Yes, terrorists are degenerate humanity. They kill indiscriminately without regard for the victims, without even knowing the victims. They are damaged, but damaged from innumerable causes: from socio-pathology to homophobia, from schizophrenia to indoctrination, from childhood abuse to fanaticism. To conflate them all with the adolescent insult “losers” shows no attempt to seriously understand their pathology, to understand the soils of their souls.

Or consider this response to Manchester:

“All acts of terrorism are cowardly attacks on innocent people, but this attack stands out for its appalling, sickening cowardice, deliberately targeting innocent, defenceless children and young people who should have been enjoying one of the most memorable nights of their lives.”

These were British Prime Minister Teresa May’s words the morning following the carnage. It was the action, not the actors she vilified.  Rather than name-calling the Prime Minister pointed to the extreme cowardice of targeting “children and young people.” Even when ISIS claimed responsibility, as if it were a political act, the words of Teresa May indicted the bomber for targeting the “defenceless,” spotlighting the barbarity of the act.

This is not so fine a point or a bow toward “cultural correctness.” It is a view of a fallen world trying to redeem itself.  In another parable Jesus describes how weeds might grow among the seeds deliberately planted.  The servants of the farmer ask if they should pull up the weeds, but the farmer replies,

No . . . because while you are pulling the weeds, you might root up the wheat with them. Let both grow together till the harvest. At that time I will tell the harvesters: First collect the weeds and tie them into bundles to be burned; then gather the wheat and bring it into my barn.    (Matt 4:29-30)
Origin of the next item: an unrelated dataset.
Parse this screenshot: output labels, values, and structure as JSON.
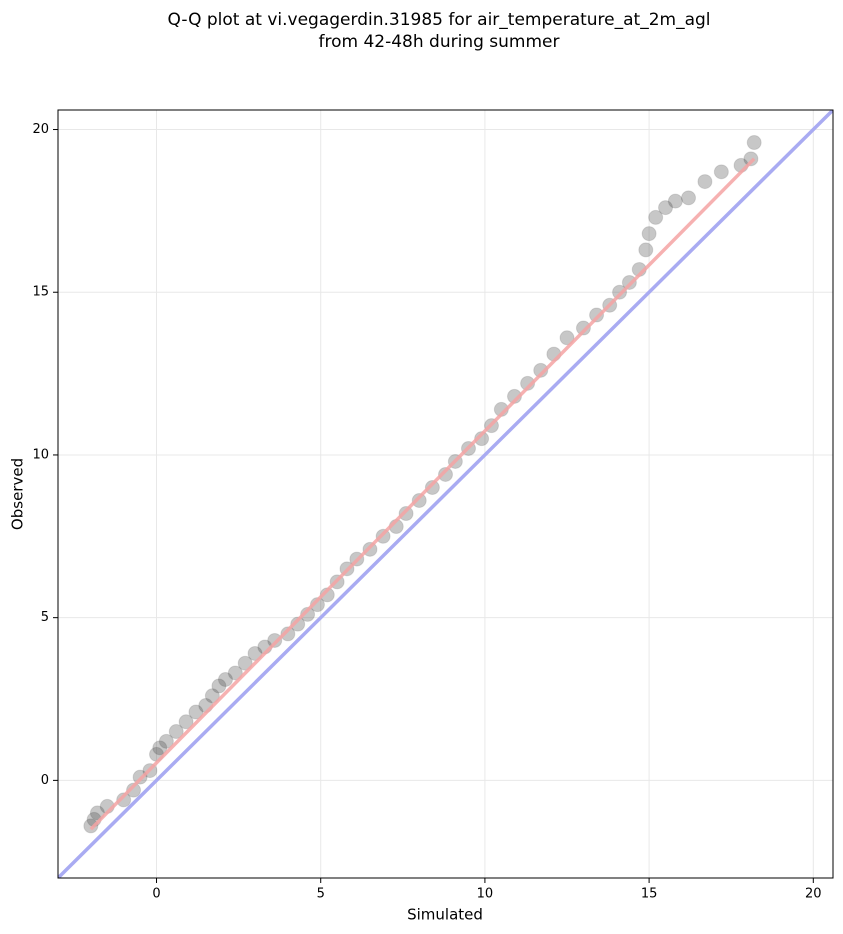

Whatever else this parable means, it shows how difficult it is to separate the wheat from the weeds until the final reckoning. They grow side by side, perhaps even indistinguishable at times. Why else does the farmer worry the wrong plant will be pulled if they are pulled prematurely?  They are each becoming something, and “Now I know in part; then I shall know fully, even as I am fully known.” (I Corinth 13:12).  The weeds and the wheat will finally be known, not now, but then.
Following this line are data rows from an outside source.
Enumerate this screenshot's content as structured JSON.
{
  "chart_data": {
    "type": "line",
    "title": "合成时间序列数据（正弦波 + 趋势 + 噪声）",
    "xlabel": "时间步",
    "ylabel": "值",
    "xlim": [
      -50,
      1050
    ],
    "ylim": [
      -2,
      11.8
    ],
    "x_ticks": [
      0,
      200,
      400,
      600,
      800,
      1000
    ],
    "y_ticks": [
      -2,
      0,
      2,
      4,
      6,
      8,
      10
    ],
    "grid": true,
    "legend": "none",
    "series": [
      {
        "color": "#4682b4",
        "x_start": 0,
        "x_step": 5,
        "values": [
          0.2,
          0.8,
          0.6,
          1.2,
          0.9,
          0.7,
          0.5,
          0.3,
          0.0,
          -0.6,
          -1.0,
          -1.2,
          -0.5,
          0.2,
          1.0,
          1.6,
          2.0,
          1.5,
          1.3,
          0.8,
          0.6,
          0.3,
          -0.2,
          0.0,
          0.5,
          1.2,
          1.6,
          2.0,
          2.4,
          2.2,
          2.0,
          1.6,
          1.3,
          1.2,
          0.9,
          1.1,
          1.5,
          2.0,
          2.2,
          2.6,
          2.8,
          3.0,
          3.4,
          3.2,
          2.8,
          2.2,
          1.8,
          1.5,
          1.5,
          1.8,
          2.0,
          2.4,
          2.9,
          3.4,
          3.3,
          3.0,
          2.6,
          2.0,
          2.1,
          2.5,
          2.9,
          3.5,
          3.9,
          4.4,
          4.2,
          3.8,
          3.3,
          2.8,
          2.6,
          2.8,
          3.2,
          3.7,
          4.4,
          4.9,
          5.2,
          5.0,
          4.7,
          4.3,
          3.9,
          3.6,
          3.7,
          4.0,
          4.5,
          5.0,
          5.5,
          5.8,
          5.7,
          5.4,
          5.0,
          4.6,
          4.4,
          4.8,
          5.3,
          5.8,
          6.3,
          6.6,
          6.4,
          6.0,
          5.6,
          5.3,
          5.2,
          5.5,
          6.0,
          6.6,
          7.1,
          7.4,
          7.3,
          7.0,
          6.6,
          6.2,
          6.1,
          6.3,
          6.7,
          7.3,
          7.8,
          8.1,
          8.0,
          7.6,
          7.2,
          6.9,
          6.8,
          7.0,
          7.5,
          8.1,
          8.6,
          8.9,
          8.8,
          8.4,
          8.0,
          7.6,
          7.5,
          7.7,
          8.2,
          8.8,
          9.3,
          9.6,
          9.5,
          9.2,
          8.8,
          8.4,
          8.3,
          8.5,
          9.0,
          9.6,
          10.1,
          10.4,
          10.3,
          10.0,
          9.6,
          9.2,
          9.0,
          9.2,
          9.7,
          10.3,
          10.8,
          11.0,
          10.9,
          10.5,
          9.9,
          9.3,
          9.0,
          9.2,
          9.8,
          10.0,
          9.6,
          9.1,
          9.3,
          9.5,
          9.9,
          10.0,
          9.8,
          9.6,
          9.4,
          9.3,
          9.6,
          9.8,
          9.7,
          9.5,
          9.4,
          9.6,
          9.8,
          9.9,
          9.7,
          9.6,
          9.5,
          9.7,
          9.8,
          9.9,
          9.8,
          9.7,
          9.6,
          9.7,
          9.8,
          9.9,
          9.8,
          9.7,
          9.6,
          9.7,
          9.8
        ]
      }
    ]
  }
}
If naming is judging, then Jesus is urging us to  withhold naming. The battle for hearts and minds will not be won by name-calling, but by considering what embittered people are becoming.  Uncounted Moslems pivot between sympathy and outrage for acts of terrorism, because they are becoming something: outraged world citizens or persecuted martyrs.   They keep their moral compass, even as it drifts from true north. They are listening to the victims and defenders of terror.They might descend into vengefulness, but they have not reached depravity.

President Trump does not lack the resolve to defeat terror. He lacks the focus and rhetorical sense to address the outrage more than the perpetrator. He assumes the role of tough guy, thumping his chest during international crises, instead of the prosecutor of justice.  He still favors the punishing language of “radical Islamic terrorism,” manufacturing enemies instead of courting friends.  He resorts to common put-downs like “evil losers,” instead of taking the moral high ground.
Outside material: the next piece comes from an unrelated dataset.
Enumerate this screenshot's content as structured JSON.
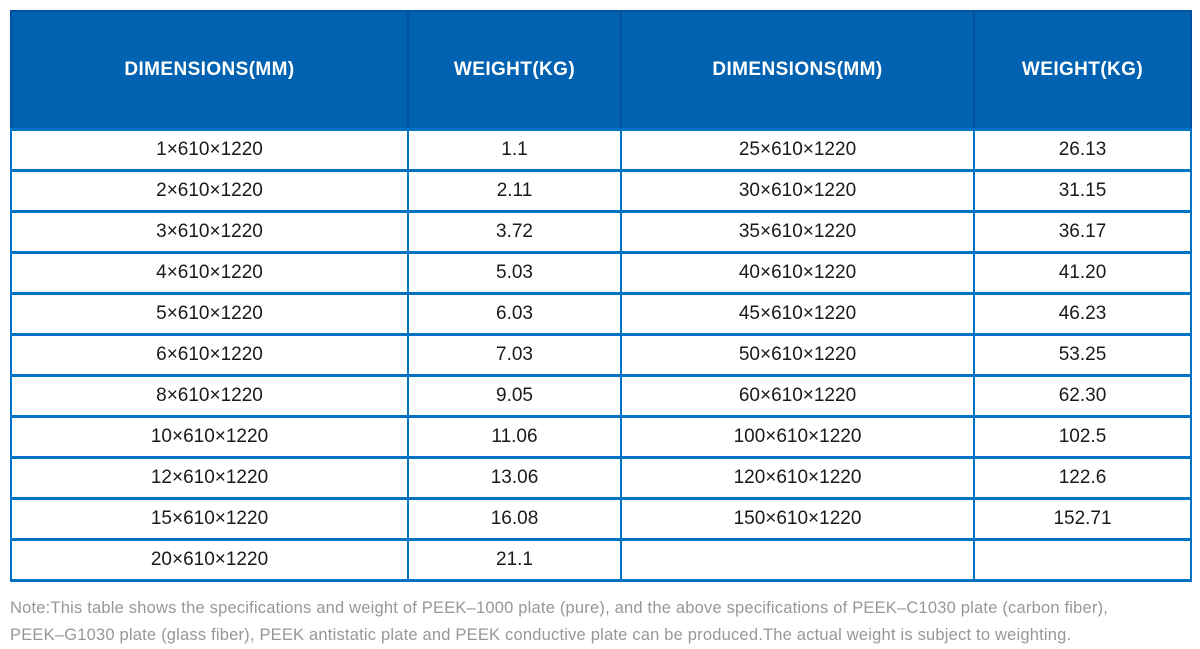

But each act of terror has its own motive and lineage. ISIS would have us believe every act has political meaning, but peeling back the layers shows what each terrorist is becoming.  Some are sociopaths, some are martyrs, some have perverted notions of justice, some are duped children.  What they did testifies to who they are, not to who they may become.

Prime Minister May’s words rose to that challenge of naming the outrage, its emptiness, its lack of political voice.  President Trump’s adolescent name-calling did not.  Instead of addressing a world tribunal, he  presided in a comic book universe. In that universe, the “Great Satan” still struggles against Allah. We charge out onto the field to pull weeds, heedless of the wheat we trample under foot.  Our hasty judgment may also determine who we are becoming. We are the Pharisees accusing Jesus of being soft on the law; we are the grumbling workers in the vineyard feeling cheated by Jesus’ generosity; we are Peter standing in the way of Jesus, whose eyes are on the cross.